LE VERBE EN TEMPS COMPTE
16 avril 2009
Le Conseil d’Etat a ordonné au CSA de prendre en compte le temps de parole du chef de l’Etat et de ses collaborateurs dans la répartition du temps accordé à la majorité et à l’opposition. C’est la suite donnée à une requête de la gauche qui crie victoire. Ce pourrait bien être une victoire à la Pyrrhus.
Voilà un bon exemple qui montre bien que le beau principe d’égalité se trouve confronté à celui non moins plus beau de liberté. Ce type de débat n’existe dans aucun autre pays d’Europe. Il participe du génie de notre gauche viscéralement attachée à son idéologie égalitaire. Donc, on va minuter le temps de parole de chacun. Bon courage ! Pour la majorité, cela ne sera pas trop difficile. Encore que… sur un plateau de télé, faudra-t-il donner au représentant de l’UMP autant de temps qu’à tous les autres partis réunis ? Et comment se fera la répartition du temps entre le PS, le PC et le Vert ? On imagine déjà la vie de l’animateur. On pensait jusqu’à maintenant que le Président et le Gouvernement pouvaient s’exprimer selon les nécessités et les événements, laissant le soin aux journalistes de gérer le pluralisme, en sollicitant notamment l’avis des opposants : ce qu’il me semble n’a jamais manqué de se produire.

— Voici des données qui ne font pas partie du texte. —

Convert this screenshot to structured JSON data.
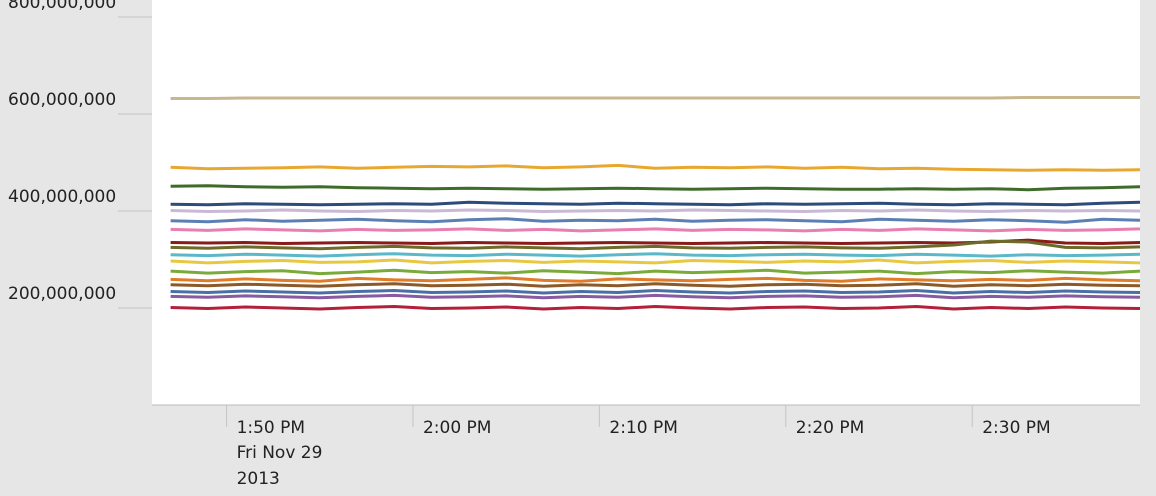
{
  "chart_data": {
    "type": "line",
    "x": [
      "2013-11-29T13:47",
      "2013-11-29T13:49",
      "2013-11-29T13:51",
      "2013-11-29T13:53",
      "2013-11-29T13:55",
      "2013-11-29T13:57",
      "2013-11-29T13:59",
      "2013-11-29T14:01",
      "2013-11-29T14:03",
      "2013-11-29T14:05",
      "2013-11-29T14:07",
      "2013-11-29T14:09",
      "2013-11-29T14:11",
      "2013-11-29T14:13",
      "2013-11-29T14:15",
      "2013-11-29T14:17",
      "2013-11-29T14:19",
      "2013-11-29T14:21",
      "2013-11-29T14:23",
      "2013-11-29T14:25",
      "2013-11-29T14:27",
      "2013-11-29T14:29",
      "2013-11-29T14:31",
      "2013-11-29T14:33",
      "2013-11-29T14:35",
      "2013-11-29T14:37",
      "2013-11-29T14:39"
    ],
    "xlim": [
      "2013-11-29T13:46",
      "2013-11-29T14:39"
    ],
    "xticks": [
      {
        "value": "2013-11-29T13:50",
        "label": "1:50 PM"
      },
      {
        "value": "2013-11-29T14:00",
        "label": "2:00 PM"
      },
      {
        "value": "2013-11-29T14:10",
        "label": "2:10 PM"
      },
      {
        "value": "2013-11-29T14:20",
        "label": "2:20 PM"
      },
      {
        "value": "2013-11-29T14:30",
        "label": "2:30 PM"
      }
    ],
    "x_date_lines": [
      "Fri Nov 29",
      "2013"
    ],
    "ylim": [
      0,
      800000000
    ],
    "yticks": [
      {
        "value": 200000000,
        "label": "200,000,000"
      },
      {
        "value": 400000000,
        "label": "400,000,000"
      },
      {
        "value": 600000000,
        "label": "600,000,000"
      },
      {
        "value": 800000000,
        "label": "800,000,000"
      }
    ],
    "series": [
      {
        "color": "#c8b78e",
        "values": [
          632000000.0,
          632000000.0,
          633000000.0,
          633000000.0,
          633000000.0,
          633000000.0,
          633000000.0,
          633000000.0,
          633000000.0,
          633000000.0,
          633000000.0,
          633000000.0,
          633000000.0,
          633000000.0,
          633000000.0,
          633000000.0,
          633000000.0,
          633000000.0,
          633000000.0,
          633000000.0,
          633000000.0,
          633000000.0,
          633000000.0,
          634000000.0,
          634000000.0,
          634000000.0,
          634000000.0
        ]
      },
      {
        "color": "#e8a830",
        "values": [
          490000000.0,
          487000000.0,
          488000000.0,
          489000000.0,
          491000000.0,
          488000000.0,
          490000000.0,
          492000000.0,
          491000000.0,
          493000000.0,
          489000000.0,
          491000000.0,
          494000000.0,
          488000000.0,
          490000000.0,
          489000000.0,
          491000000.0,
          488000000.0,
          490000000.0,
          487000000.0,
          488000000.0,
          486000000.0,
          485000000.0,
          484000000.0,
          485000000.0,
          484000000.0,
          485000000.0
        ]
      },
      {
        "color": "#3f6b2a",
        "values": [
          451000000.0,
          452000000.0,
          450000000.0,
          449000000.0,
          450000000.0,
          448000000.0,
          447000000.0,
          446000000.0,
          447000000.0,
          446000000.0,
          445000000.0,
          446000000.0,
          447000000.0,
          446000000.0,
          445000000.0,
          446000000.0,
          447000000.0,
          446000000.0,
          445000000.0,
          445000000.0,
          446000000.0,
          445000000.0,
          446000000.0,
          444000000.0,
          447000000.0,
          448000000.0,
          450000000.0
        ]
      },
      {
        "color": "#2d4a7a",
        "values": [
          414000000.0,
          413000000.0,
          415000000.0,
          414000000.0,
          413000000.0,
          414000000.0,
          415000000.0,
          414000000.0,
          418000000.0,
          416000000.0,
          415000000.0,
          414000000.0,
          416000000.0,
          415000000.0,
          414000000.0,
          413000000.0,
          415000000.0,
          414000000.0,
          415000000.0,
          416000000.0,
          414000000.0,
          413000000.0,
          415000000.0,
          414000000.0,
          413000000.0,
          416000000.0,
          418000000.0
        ]
      },
      {
        "color": "#c9b9d6",
        "values": [
          401000000.0,
          399000000.0,
          400000000.0,
          402000000.0,
          400000000.0,
          399000000.0,
          401000000.0,
          400000000.0,
          402000000.0,
          401000000.0,
          399000000.0,
          400000000.0,
          401000000.0,
          400000000.0,
          402000000.0,
          401000000.0,
          400000000.0,
          399000000.0,
          401000000.0,
          400000000.0,
          402000000.0,
          400000000.0,
          399000000.0,
          401000000.0,
          400000000.0,
          401000000.0,
          400000000.0
        ]
      },
      {
        "color": "#5b7fb5",
        "values": [
          380000000.0,
          378000000.0,
          382000000.0,
          379000000.0,
          381000000.0,
          383000000.0,
          380000000.0,
          378000000.0,
          382000000.0,
          384000000.0,
          379000000.0,
          381000000.0,
          380000000.0,
          383000000.0,
          379000000.0,
          381000000.0,
          382000000.0,
          380000000.0,
          378000000.0,
          383000000.0,
          381000000.0,
          379000000.0,
          382000000.0,
          380000000.0,
          377000000.0,
          383000000.0,
          381000000.0
        ]
      },
      {
        "color": "#e77fb3",
        "values": [
          362000000.0,
          360000000.0,
          363000000.0,
          361000000.0,
          359000000.0,
          362000000.0,
          360000000.0,
          361000000.0,
          363000000.0,
          360000000.0,
          362000000.0,
          359000000.0,
          361000000.0,
          363000000.0,
          360000000.0,
          362000000.0,
          361000000.0,
          359000000.0,
          362000000.0,
          360000000.0,
          363000000.0,
          361000000.0,
          359000000.0,
          362000000.0,
          360000000.0,
          361000000.0,
          363000000.0
        ]
      },
      {
        "color": "#8b1a1a",
        "values": [
          335000000.0,
          334000000.0,
          335000000.0,
          333000000.0,
          334000000.0,
          335000000.0,
          334000000.0,
          333000000.0,
          335000000.0,
          334000000.0,
          333000000.0,
          334000000.0,
          335000000.0,
          334000000.0,
          333000000.0,
          334000000.0,
          335000000.0,
          334000000.0,
          333000000.0,
          334000000.0,
          335000000.0,
          334000000.0,
          336000000.0,
          340000000.0,
          334000000.0,
          333000000.0,
          335000000.0
        ]
      },
      {
        "color": "#6b6b2a",
        "values": [
          325000000.0,
          323000000.0,
          326000000.0,
          324000000.0,
          322000000.0,
          325000000.0,
          327000000.0,
          324000000.0,
          323000000.0,
          326000000.0,
          324000000.0,
          322000000.0,
          325000000.0,
          327000000.0,
          324000000.0,
          323000000.0,
          325000000.0,
          326000000.0,
          324000000.0,
          323000000.0,
          326000000.0,
          330000000.0,
          338000000.0,
          336000000.0,
          325000000.0,
          324000000.0,
          326000000.0
        ]
      },
      {
        "color": "#5bb8c9",
        "values": [
          310000000.0,
          308000000.0,
          311000000.0,
          309000000.0,
          307000000.0,
          310000000.0,
          312000000.0,
          309000000.0,
          308000000.0,
          311000000.0,
          309000000.0,
          307000000.0,
          310000000.0,
          312000000.0,
          309000000.0,
          308000000.0,
          310000000.0,
          311000000.0,
          309000000.0,
          308000000.0,
          311000000.0,
          309000000.0,
          307000000.0,
          310000000.0,
          308000000.0,
          309000000.0,
          311000000.0
        ]
      },
      {
        "color": "#e8c840",
        "values": [
          297000000.0,
          293000000.0,
          296000000.0,
          298000000.0,
          294000000.0,
          295000000.0,
          299000000.0,
          293000000.0,
          296000000.0,
          298000000.0,
          294000000.0,
          297000000.0,
          295000000.0,
          293000000.0,
          298000000.0,
          296000000.0,
          294000000.0,
          297000000.0,
          295000000.0,
          299000000.0,
          293000000.0,
          296000000.0,
          298000000.0,
          294000000.0,
          297000000.0,
          295000000.0,
          293000000.0
        ]
      },
      {
        "color": "#7aaa3a",
        "values": [
          276000000.0,
          272000000.0,
          275000000.0,
          277000000.0,
          271000000.0,
          274000000.0,
          278000000.0,
          273000000.0,
          275000000.0,
          272000000.0,
          277000000.0,
          274000000.0,
          271000000.0,
          276000000.0,
          273000000.0,
          275000000.0,
          278000000.0,
          272000000.0,
          274000000.0,
          276000000.0,
          271000000.0,
          275000000.0,
          273000000.0,
          277000000.0,
          274000000.0,
          272000000.0,
          276000000.0
        ]
      },
      {
        "color": "#e07b28",
        "values": [
          259000000.0,
          256000000.0,
          260000000.0,
          257000000.0,
          255000000.0,
          261000000.0,
          258000000.0,
          256000000.0,
          259000000.0,
          262000000.0,
          257000000.0,
          255000000.0,
          260000000.0,
          258000000.0,
          256000000.0,
          259000000.0,
          261000000.0,
          257000000.0,
          255000000.0,
          260000000.0,
          258000000.0,
          256000000.0,
          259000000.0,
          257000000.0,
          261000000.0,
          258000000.0,
          256000000.0
        ]
      },
      {
        "color": "#8b5a2b",
        "values": [
          248000000.0,
          246000000.0,
          249000000.0,
          247000000.0,
          245000000.0,
          248000000.0,
          250000000.0,
          246000000.0,
          247000000.0,
          249000000.0,
          245000000.0,
          248000000.0,
          246000000.0,
          250000000.0,
          247000000.0,
          245000000.0,
          248000000.0,
          249000000.0,
          246000000.0,
          247000000.0,
          250000000.0,
          245000000.0,
          248000000.0,
          246000000.0,
          249000000.0,
          247000000.0,
          246000000.0
        ]
      },
      {
        "color": "#4a6fa5",
        "values": [
          234000000.0,
          232000000.0,
          235000000.0,
          233000000.0,
          231000000.0,
          234000000.0,
          236000000.0,
          232000000.0,
          233000000.0,
          235000000.0,
          231000000.0,
          234000000.0,
          232000000.0,
          236000000.0,
          233000000.0,
          231000000.0,
          234000000.0,
          235000000.0,
          232000000.0,
          233000000.0,
          236000000.0,
          231000000.0,
          234000000.0,
          232000000.0,
          235000000.0,
          233000000.0,
          232000000.0
        ]
      },
      {
        "color": "#8a5aa0",
        "values": [
          224000000.0,
          222000000.0,
          225000000.0,
          223000000.0,
          221000000.0,
          224000000.0,
          226000000.0,
          222000000.0,
          223000000.0,
          225000000.0,
          221000000.0,
          224000000.0,
          222000000.0,
          226000000.0,
          223000000.0,
          221000000.0,
          224000000.0,
          225000000.0,
          222000000.0,
          223000000.0,
          226000000.0,
          221000000.0,
          224000000.0,
          222000000.0,
          225000000.0,
          223000000.0,
          222000000.0
        ]
      },
      {
        "color": "#b3203a",
        "values": [
          201000000.0,
          199000000.0,
          202000000.0,
          200000000.0,
          198000000.0,
          201000000.0,
          203000000.0,
          199000000.0,
          200000000.0,
          202000000.0,
          198000000.0,
          201000000.0,
          199000000.0,
          203000000.0,
          200000000.0,
          198000000.0,
          201000000.0,
          202000000.0,
          199000000.0,
          200000000.0,
          203000000.0,
          198000000.0,
          201000000.0,
          199000000.0,
          202000000.0,
          200000000.0,
          199000000.0
        ]
      }
    ]
  }
}
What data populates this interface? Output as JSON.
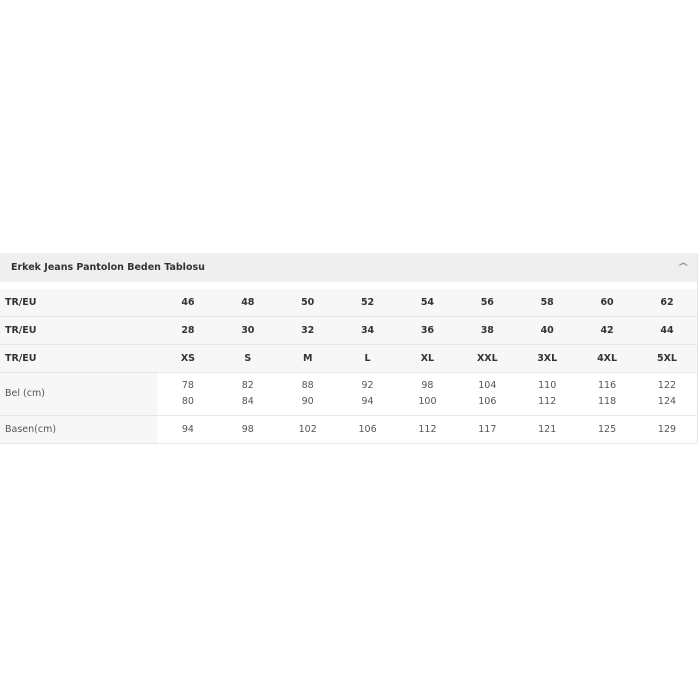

En voulant confiner la parole du chef de l’Etat, l’opposition fait un mauvais calcul, à moins qu’elle ne projette d’y rester pour l’éternité. Elle oublie tout simplement qu’elle pourrait reprendre un jour le pouvoir. Elle fait aussi un mauvais calcul, parce que le minutage strict, compte tenu du nombre de parti qui la composent, va fragmenter le temps de parole des uns et des autres. Et comment va-t-on décider de comptabiliser les inclassables comme le MPF, un jour avec, le lendemain sans. La gauche acceptera-t-elle de gaieté de cœur que son temps soit amputé par le FN ou le Modem ? Car en appliquant le 50/50, le CSA n’a pas reçu du Conseil d’Etat le mode d’emploi. Comme en démocratie, on ne peut pas censurer un parti ou un chef de gouvernement qui s’adresse à la nation, nous serons en présence d’un temps d’expression fluctuant en permanence.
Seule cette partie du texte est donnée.